How To Bring Location Into Process Maps For Traffic Processes

STM system elements

This is a guest article by Andrea Delgado, Daniel Calegari, and Nicolás Carignani from the Computer Science Institute, School of Engineering, Universidad de la República, Uruguay. They have used open data to discover the process flows from bus lines in Montevideo. They then exported the XML process maps from Disco to display the discovered processes in the spatial city map. In this article, they explain their approach and give you all their scripts and the information that you need to reproduce the approach for your own city.

If you have a guest article or process mining case study that you would like to share, please get in touch with us via anne@fluxicon.com.

Urban mobility allows us to access housing, jobs, and urban services, and its planning, control, and analysis are of utmost importance to city governments. Transport modeling and planning must address several challenges, such as traffic congestion, public transport crowding, pedestrian difficulties, and atmospheric pollution. Smart cities use technology to improve urban services, e.g., Intelligent Transportation Systems that incorporate technologies generating real-time data that can be processed to extract valuable information.

In 2010, the Municipality of Montevideo, Uruguay, defined a Mobility Plan, which included the creation of the Metropolitan Transportation System (Sistema de Transporte Metropolitano, STM), serving a population of 1.4 million. The STM defines several city public transportation elements, adding an ITS with on-board GPS unit control systems on each bus and smart cards for citizens, as illustrated in Figure 1. The Mobility Management Center manages and controls traffic and transportation in the city using the real-time data provided by the STM.

STM system elements

Fig. 1: STM system elements: smart cards for citizens, buses with GPS, and smart card readers that register data for each trip.

We address a set of questions defined by the Municipality of Montevideo in the context of a joint research project concerning their transportation system (STM) data from buses and smart card trips by applying process mining techniques. For this, we use open data provided by the STM within the governmental open data catalog1. We provided another view on public transportation data to business experts to help them make decisions on the city’s urban mobility, considering different perspectives, including the behavior of bus lines according to the planned routes [1].

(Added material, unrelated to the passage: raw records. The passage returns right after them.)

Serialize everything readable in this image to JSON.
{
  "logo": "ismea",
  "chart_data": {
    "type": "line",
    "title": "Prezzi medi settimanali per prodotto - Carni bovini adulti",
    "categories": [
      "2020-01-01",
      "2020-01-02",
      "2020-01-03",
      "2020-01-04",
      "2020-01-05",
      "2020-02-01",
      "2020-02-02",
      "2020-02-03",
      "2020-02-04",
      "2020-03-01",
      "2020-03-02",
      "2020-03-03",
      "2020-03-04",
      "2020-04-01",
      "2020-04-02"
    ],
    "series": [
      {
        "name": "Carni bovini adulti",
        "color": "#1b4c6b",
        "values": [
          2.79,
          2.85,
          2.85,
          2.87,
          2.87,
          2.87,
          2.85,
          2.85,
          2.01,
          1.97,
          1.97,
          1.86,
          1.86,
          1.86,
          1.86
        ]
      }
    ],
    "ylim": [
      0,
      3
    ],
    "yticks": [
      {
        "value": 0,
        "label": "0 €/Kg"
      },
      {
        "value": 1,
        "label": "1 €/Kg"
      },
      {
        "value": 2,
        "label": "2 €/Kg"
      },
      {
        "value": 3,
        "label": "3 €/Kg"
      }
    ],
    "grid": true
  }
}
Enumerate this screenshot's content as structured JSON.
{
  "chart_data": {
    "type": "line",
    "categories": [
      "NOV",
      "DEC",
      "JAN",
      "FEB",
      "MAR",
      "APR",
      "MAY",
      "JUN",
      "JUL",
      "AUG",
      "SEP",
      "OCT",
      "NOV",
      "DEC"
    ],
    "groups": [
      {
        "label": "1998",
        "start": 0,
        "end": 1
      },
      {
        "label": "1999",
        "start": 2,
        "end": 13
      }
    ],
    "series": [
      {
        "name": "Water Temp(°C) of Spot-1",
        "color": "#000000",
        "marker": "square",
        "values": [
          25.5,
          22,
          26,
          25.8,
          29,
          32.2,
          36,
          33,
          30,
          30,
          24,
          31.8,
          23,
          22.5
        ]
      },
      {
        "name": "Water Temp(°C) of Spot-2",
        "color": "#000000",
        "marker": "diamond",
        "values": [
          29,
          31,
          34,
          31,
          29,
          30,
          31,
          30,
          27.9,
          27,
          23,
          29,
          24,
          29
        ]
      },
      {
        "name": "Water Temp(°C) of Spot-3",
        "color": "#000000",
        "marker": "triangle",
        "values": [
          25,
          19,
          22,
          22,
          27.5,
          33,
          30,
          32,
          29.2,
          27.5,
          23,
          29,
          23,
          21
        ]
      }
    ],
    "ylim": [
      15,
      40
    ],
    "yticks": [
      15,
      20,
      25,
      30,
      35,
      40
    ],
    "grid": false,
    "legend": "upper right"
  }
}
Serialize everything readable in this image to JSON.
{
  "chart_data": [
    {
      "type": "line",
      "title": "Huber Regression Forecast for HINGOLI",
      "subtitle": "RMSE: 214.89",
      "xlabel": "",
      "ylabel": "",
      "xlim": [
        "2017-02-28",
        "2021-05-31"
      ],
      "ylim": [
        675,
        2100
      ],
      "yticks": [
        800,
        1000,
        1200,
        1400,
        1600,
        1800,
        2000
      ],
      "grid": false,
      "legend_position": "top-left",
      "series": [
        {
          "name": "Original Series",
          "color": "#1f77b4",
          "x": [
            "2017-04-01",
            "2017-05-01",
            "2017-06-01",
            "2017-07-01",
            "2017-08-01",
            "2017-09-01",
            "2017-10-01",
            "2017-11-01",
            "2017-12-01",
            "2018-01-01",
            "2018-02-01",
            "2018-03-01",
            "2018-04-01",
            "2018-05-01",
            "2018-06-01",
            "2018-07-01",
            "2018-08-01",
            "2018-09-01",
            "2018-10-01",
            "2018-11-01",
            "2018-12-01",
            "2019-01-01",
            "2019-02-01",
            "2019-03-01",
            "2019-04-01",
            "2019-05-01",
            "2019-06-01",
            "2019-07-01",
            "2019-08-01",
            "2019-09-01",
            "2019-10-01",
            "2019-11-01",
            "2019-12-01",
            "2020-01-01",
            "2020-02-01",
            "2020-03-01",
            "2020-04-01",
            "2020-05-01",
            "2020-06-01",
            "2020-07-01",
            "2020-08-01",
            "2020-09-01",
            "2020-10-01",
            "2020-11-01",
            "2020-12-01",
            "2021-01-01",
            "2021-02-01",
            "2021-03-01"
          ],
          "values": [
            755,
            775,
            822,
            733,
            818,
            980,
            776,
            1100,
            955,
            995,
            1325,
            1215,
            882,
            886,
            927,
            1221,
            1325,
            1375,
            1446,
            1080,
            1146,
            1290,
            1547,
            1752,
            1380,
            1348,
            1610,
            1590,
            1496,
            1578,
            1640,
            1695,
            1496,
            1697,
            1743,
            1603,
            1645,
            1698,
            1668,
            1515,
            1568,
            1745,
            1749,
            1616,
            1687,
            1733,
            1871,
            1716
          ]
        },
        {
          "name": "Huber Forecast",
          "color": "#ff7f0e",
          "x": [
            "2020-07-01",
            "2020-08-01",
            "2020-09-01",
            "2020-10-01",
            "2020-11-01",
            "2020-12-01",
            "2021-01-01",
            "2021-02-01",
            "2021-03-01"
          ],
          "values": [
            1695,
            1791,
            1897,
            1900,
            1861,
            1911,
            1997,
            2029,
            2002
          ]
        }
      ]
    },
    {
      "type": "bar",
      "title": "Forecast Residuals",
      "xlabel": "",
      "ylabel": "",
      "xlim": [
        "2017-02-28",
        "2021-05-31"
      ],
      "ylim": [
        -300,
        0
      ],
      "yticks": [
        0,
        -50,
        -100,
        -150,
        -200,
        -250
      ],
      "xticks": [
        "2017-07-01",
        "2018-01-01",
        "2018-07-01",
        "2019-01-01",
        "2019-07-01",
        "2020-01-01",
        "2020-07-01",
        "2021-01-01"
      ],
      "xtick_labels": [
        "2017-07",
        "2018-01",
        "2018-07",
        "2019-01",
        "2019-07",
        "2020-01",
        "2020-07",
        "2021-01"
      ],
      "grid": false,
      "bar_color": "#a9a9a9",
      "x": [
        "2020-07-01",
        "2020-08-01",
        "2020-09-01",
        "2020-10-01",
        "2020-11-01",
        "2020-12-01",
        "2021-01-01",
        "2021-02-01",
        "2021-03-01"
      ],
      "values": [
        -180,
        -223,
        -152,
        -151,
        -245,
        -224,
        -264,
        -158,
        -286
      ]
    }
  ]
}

People working in the urban mobility domain are used to analyze data in traditional formats (tables, graphics, etc.) and locate geospatial data in the city map. In our first attempt, we analyzed the reference process model corresponding to the bus routes and the data from the actual trips made by passengers within the buses using a traditional process mining approach. However, we realized that the results could be deployed over Montevideo´s city map to improve visualization and understanding of the outcomes.

In what follows, we present an extract of the behavior of bus lines analysis presented in [1], focusing on deploying the bus lines process models provided by Disco over Montevideo´s city map using the open-source geospatial software QGis2.

Open Data from the STM system

Below, we present some definitions of the Metropolitan Transport System (STM) that are needed to understand the data we used for the analysis:

  • A line is a public name by which a set of routes of a transportation company is known, e.g., 2, 103, 148, 306, 405, 526, D11.
  • Sub-lines are each one of the routes that a line has (difference in the streets traveled), with a direction.
  • A variant is each instance of the route of a sub-line, with a specific origin, destination, and direction (maximal, partial, circular)
  • Every variant (line, sub-line, direction, origin, destination) has a set of frequencies that defines a departure time on a given day (working days, Saturdays, Sundays, and holidays).
  • Stops in the route of each variant are known, as well as the stop of origin and destination, all identified by a unique code.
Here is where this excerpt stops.